Una parte dell’esercito, prodotta dal nuovo corso di Erdogan, evidentemente ha seguito il governo e il putsch è fallito. Credere che fosse tutto programmato al millesimo fin dalla prima ora è discutibile per due valide ragioni:
- le purghe di Erdogan di cui tanto si parla in queste ore, in realtà non sono una novità. La sostituzione sistematica di procuratori, governatori e alti ufficiali delle Forze Armate avviene senza soluzione di continuità dal 2011 senza che nessuno in Occidente abbia avuto da ridire. Stessa cosa per il bavaglio alla stampa.

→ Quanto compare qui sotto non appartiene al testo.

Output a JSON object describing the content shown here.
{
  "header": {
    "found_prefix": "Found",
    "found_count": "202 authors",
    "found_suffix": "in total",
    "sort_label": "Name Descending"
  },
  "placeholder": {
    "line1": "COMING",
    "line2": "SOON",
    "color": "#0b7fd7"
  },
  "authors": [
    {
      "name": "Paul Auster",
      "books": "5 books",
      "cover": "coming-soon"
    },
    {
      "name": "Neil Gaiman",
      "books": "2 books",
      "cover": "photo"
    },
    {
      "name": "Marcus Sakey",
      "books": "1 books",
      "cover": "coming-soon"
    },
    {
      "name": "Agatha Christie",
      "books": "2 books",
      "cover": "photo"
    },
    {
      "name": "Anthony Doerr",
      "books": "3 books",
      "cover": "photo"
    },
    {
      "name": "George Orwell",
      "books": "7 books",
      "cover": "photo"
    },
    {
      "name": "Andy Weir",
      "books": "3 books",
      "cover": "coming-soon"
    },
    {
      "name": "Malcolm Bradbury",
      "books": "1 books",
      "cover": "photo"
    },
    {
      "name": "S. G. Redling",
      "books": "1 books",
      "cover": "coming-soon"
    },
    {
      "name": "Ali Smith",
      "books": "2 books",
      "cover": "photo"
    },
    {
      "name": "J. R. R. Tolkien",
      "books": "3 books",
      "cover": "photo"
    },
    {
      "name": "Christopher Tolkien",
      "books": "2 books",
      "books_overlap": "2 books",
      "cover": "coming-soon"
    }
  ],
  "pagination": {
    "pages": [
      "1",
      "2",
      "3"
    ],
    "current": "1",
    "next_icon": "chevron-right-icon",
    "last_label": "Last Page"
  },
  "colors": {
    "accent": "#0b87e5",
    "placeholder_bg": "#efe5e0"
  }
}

- le prime reazioni ufficiali di USA ed Europa al golpe si sono avute all’alba, 5 ore dopo l’inizio degli scontri. Il fatto lascia presupporre che una strizzata d’occhio occidentale ai golpisti ci sia stata, senza però coinvolgimenti imbarazzanti. Come dire: “Noi non c’entriamo, ma se Erdogan cade, tanto meglio…”
Quella a cui stiamo assistendo è in realtà l’accelerazione di un proceso inquietante di cui parliamo su questa rubrica da più di un anno. La Turchia si sta “arabizzando” sia nell’organizzazione del potere sia nei suoi contenuti politici.
Sono quattro gli elementi che convergono in questo senso:
- la figura del leader carismatico, sul modello del rais arabo, che giustifica la sua investitura con una democrazia plebiscitaria
- il crescente controllo delle forze armate, tanto più necessario se il rais non è un militare
- lo sviluppo di una “gioventù” politicizzata che interpreta le velleità del partito del presidente
- lo strumento confessionale come collante sociale e antitodo alle “cospirazioni” dall’estero
Queste quattro presunzioni, connesse ad un adeguato uso di bilanciamenti di rappresentanze (minoranze linguistiche, etniche, religiose…) e ad un grado variabile di repressione, sono le fondamenta di un tipico regime arabo.
La Turchia, Paese in antitesi col mondo arabo, è stata esterna a tutto questo per decenni. Pur non essendo un esempio di democrazia rappresentativa (ma chi lo è davvero in Occidente?) ha prodotto per anni stabilità e alternanza politica. Ora le cose cambiano.
Da Ankara risuona più forte l’eco di litanie mediorentali. Niente di nuovo forse, ma con ogni certezza qualcosa di serio.
Va tenuto presente che la Turchia non è l’Egitto: è un membro fontamentale della NATO e almeno sulla carta, in rampa d’accesso all’Unione Europea.
USA ed Europa non possono permettersi di perdere Ankara. Pantomima o meno che sia stato il tentativo di golpe del 15 luglio, questa è l’unica cosa che conta e con ogni evidenza è quello che sta accadendo.